Hands and house

Hands and house

Saturday, October 6, 2012

Things I want to remember...

We just got back from our maiden voyage camping trip in our 1971 Timberline Camper/Trailer....
 
it was awesome!
 
Just to get away as our little family,
 
to giggle,
 
and cuddle,
 
and soak up each of the kids.
 
We had SO much fun!
 
While we were out there I finally had time to slowly start to unravel all that my heart has been feeling
 
about the women's retreat I got to be a part of (more on that later), Georgia's surgery and a tragedy that happened at the school where I work this week.
 
Lots. To. Process.
 
What kept bubbling up more and more was a conversation I had with my friend Erin late into the night on Friday night at the retreat.
 
We were talking about how it is to walk through really dark, hard stuff and how unexplainable it is on many levels,
 
how it rocks me to my very soul for a long time afterwards...
 
...and that is ok, good even to pour my heart out to the Lord rather than trying to quickly make it all ok.
 
She shared the lyrics to a new song by Andrew Peterson.
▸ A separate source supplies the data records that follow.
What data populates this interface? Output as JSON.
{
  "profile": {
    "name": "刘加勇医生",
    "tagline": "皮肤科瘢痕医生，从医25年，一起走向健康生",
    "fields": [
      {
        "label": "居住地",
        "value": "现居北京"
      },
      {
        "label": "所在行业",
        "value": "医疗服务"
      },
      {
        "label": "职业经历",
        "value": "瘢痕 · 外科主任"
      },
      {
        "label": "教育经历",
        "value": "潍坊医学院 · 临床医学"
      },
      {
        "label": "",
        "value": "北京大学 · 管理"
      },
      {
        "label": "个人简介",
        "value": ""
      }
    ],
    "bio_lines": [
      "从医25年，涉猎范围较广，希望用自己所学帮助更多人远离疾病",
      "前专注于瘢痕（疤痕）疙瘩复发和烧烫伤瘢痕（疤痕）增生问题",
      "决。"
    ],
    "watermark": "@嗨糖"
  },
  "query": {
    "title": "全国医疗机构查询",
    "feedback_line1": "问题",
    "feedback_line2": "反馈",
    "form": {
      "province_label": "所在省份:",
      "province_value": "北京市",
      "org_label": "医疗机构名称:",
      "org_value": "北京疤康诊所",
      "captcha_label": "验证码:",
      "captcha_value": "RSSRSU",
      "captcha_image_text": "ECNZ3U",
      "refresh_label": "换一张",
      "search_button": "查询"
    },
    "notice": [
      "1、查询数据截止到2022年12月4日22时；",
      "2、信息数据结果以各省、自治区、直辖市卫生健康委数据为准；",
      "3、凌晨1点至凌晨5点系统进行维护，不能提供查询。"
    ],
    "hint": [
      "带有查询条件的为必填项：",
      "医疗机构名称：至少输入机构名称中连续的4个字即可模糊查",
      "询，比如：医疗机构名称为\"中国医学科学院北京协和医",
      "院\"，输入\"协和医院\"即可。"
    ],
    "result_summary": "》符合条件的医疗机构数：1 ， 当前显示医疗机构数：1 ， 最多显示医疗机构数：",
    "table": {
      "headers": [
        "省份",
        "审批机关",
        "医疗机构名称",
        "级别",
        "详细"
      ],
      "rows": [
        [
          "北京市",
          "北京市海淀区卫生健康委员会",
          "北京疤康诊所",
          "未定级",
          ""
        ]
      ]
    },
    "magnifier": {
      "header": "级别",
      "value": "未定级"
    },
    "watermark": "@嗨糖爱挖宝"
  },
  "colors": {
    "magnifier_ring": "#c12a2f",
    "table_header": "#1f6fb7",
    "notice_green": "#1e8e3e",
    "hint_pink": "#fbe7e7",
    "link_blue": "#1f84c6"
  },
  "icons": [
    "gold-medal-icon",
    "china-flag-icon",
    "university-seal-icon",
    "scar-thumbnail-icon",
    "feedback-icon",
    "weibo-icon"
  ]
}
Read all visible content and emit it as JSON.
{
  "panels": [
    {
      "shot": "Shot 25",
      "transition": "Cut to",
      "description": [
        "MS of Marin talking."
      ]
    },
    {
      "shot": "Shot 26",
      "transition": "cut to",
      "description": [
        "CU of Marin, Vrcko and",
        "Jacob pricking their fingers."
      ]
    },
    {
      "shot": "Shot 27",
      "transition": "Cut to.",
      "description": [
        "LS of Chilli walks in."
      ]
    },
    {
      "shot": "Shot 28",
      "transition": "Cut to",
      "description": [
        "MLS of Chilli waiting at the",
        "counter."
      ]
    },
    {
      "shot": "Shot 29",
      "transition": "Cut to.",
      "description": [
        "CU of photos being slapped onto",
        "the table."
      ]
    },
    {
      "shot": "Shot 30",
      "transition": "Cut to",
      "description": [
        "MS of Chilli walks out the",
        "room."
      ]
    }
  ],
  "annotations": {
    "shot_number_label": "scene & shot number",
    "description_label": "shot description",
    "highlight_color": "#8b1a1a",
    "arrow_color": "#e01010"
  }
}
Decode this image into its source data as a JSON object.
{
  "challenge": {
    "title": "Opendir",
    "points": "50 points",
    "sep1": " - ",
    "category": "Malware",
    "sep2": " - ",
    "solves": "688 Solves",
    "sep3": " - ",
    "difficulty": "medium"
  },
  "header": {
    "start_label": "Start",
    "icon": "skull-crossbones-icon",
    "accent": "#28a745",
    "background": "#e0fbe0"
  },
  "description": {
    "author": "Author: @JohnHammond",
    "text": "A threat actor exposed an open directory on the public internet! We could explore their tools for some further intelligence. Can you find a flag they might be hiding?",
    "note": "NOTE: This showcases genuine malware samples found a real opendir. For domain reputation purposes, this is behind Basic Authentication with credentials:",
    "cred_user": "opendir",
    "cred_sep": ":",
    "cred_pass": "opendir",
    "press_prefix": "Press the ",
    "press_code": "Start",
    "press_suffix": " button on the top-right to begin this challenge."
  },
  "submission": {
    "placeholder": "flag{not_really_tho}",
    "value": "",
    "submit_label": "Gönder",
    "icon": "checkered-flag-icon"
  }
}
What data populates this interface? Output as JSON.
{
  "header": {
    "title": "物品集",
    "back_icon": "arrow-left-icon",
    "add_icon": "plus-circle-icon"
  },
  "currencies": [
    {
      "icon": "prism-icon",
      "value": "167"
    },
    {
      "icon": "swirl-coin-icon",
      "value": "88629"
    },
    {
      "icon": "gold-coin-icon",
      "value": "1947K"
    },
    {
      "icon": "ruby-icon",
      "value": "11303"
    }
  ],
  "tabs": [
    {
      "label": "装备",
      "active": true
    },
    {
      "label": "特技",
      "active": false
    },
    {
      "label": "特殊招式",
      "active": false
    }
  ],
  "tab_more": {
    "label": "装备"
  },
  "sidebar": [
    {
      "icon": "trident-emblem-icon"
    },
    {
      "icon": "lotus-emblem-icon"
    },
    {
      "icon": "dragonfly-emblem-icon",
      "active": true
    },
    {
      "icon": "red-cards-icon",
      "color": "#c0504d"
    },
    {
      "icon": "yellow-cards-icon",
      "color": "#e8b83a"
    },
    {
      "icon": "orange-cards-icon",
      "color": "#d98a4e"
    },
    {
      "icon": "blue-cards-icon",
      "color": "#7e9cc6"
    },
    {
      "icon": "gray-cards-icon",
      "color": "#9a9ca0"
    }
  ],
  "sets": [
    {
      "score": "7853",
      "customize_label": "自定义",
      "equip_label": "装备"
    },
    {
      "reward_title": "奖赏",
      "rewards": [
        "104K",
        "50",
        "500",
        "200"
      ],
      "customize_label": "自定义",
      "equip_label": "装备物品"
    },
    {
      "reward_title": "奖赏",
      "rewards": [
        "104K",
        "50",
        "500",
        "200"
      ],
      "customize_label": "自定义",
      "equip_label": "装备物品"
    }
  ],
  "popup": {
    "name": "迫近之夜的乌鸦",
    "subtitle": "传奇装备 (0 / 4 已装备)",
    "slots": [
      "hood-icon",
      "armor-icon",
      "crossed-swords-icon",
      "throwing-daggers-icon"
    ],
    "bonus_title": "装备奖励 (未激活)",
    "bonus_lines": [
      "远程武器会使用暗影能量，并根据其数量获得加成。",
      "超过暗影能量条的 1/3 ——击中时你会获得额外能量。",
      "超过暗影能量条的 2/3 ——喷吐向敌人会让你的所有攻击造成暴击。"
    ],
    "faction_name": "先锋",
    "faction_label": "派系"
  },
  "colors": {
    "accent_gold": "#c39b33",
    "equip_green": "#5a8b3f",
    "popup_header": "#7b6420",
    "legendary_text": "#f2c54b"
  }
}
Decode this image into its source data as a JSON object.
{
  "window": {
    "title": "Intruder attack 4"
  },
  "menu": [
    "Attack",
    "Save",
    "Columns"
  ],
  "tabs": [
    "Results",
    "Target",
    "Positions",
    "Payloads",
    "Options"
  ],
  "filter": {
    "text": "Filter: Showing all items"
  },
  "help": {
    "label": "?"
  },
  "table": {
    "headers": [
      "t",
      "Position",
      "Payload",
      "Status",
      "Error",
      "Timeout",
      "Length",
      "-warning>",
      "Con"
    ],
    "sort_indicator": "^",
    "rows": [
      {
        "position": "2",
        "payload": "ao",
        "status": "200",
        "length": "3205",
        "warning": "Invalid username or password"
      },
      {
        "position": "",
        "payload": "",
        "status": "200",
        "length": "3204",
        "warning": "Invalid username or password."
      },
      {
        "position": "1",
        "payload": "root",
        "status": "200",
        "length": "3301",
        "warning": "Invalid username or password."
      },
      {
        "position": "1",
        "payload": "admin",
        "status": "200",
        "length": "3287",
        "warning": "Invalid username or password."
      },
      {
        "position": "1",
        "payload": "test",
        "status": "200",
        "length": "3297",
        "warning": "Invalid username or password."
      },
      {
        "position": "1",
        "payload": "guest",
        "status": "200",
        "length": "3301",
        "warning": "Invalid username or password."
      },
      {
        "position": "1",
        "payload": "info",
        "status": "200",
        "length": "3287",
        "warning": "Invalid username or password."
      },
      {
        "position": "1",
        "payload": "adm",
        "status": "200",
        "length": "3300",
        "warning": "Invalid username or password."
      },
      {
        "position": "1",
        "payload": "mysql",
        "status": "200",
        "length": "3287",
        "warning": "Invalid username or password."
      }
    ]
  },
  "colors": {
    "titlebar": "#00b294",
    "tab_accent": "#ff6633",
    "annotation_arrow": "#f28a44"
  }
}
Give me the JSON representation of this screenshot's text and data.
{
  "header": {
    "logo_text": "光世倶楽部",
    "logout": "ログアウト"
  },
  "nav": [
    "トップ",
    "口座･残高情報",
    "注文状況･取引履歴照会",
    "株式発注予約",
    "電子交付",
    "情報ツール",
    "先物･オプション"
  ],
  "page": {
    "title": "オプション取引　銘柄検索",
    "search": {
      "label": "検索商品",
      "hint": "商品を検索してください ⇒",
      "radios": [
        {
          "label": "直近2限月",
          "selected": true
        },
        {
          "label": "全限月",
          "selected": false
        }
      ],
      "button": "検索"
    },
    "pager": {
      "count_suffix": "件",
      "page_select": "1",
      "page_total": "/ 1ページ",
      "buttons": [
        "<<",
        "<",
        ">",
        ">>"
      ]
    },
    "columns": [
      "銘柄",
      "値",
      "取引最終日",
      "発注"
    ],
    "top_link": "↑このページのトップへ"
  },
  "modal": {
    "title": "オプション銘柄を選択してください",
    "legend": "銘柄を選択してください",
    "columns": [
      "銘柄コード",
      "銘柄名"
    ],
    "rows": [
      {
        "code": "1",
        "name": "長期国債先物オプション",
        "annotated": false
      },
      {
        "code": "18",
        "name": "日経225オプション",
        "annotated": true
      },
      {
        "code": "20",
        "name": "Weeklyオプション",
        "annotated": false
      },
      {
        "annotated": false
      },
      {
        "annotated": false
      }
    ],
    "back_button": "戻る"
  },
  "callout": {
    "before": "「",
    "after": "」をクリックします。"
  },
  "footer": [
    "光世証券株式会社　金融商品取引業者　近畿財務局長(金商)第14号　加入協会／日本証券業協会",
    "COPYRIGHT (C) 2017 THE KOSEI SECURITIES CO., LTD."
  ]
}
I forget the exact words but in the song he is talking about how sometimes in the darkest of times, the light of Christ shines so brightly...
 
...and how in spite of all that may seem wrong that is going on,
 
sometimes we see the good...
 
...and don't we just want to thank someone?
 
That is how I felt this weekend as we played under a brilliant blue sky dappled with trees beginning to turn.
 
Certain moments stood out that I just do not want to forget.
 
So here they are:
 
******
 
Just after we tucked a still groggy Georgia into her carseat in front of the hospital she asked it we would put on VBS music to listen to.
 
When a certain song came on she said with a quiet earnestness,
 
" Oh Mama, this is the very favorite of my heart!"
 
Then she very seriously began to sing along,
 
"I have a Maker,
 
He formed my heart.
 
Before evn time began my life was in His hands."


******

2 days later.

We had a tragedy at the school where our kids attend and where I am the counselor.

I was planning on taking the whole week off with Georgia but we needed to have a space for the students to come and talk and grieve.

Georgia was doing well so the plan was that for part of the day we would go in and she would be in preschool but come and hang out in the sanctuary with me during recess.

By the time recess came I was talking deeply with a beyond sweet girl who was broken hearted.

In came Miss Georgia and snuggled right up on my lap.

Right about then a group of high school students came in with tears running down their faces.

The girl I was talking to offered to hang out with Georgia in the back while I talked with the other students.

After a few minutes,

giggles filled the Sanctuary.

I looked back to see Georgia fully animated, hands going, telling a story to that girl...

...who was now grinning ear to ear.

There was my sweet baby girl, just barely out of surgery,

ministering to that student far better than I ever could!

******

Yesterday while out camping...

we were all hanging out inside the camper being goofy and reading stories when Miss Georgia scooted up beside me.

She put her hand up to my ear and in her very loud, spitting whisper (that I love) said,

" You know what I love Mama? When I start to feel better again."

Be still my heart.

She is bruised all over but keeping up with her siblings and starting to feel better!

But God chose the foolish things of the world to shame the wise; God chose the weak things of the world to shame the strong.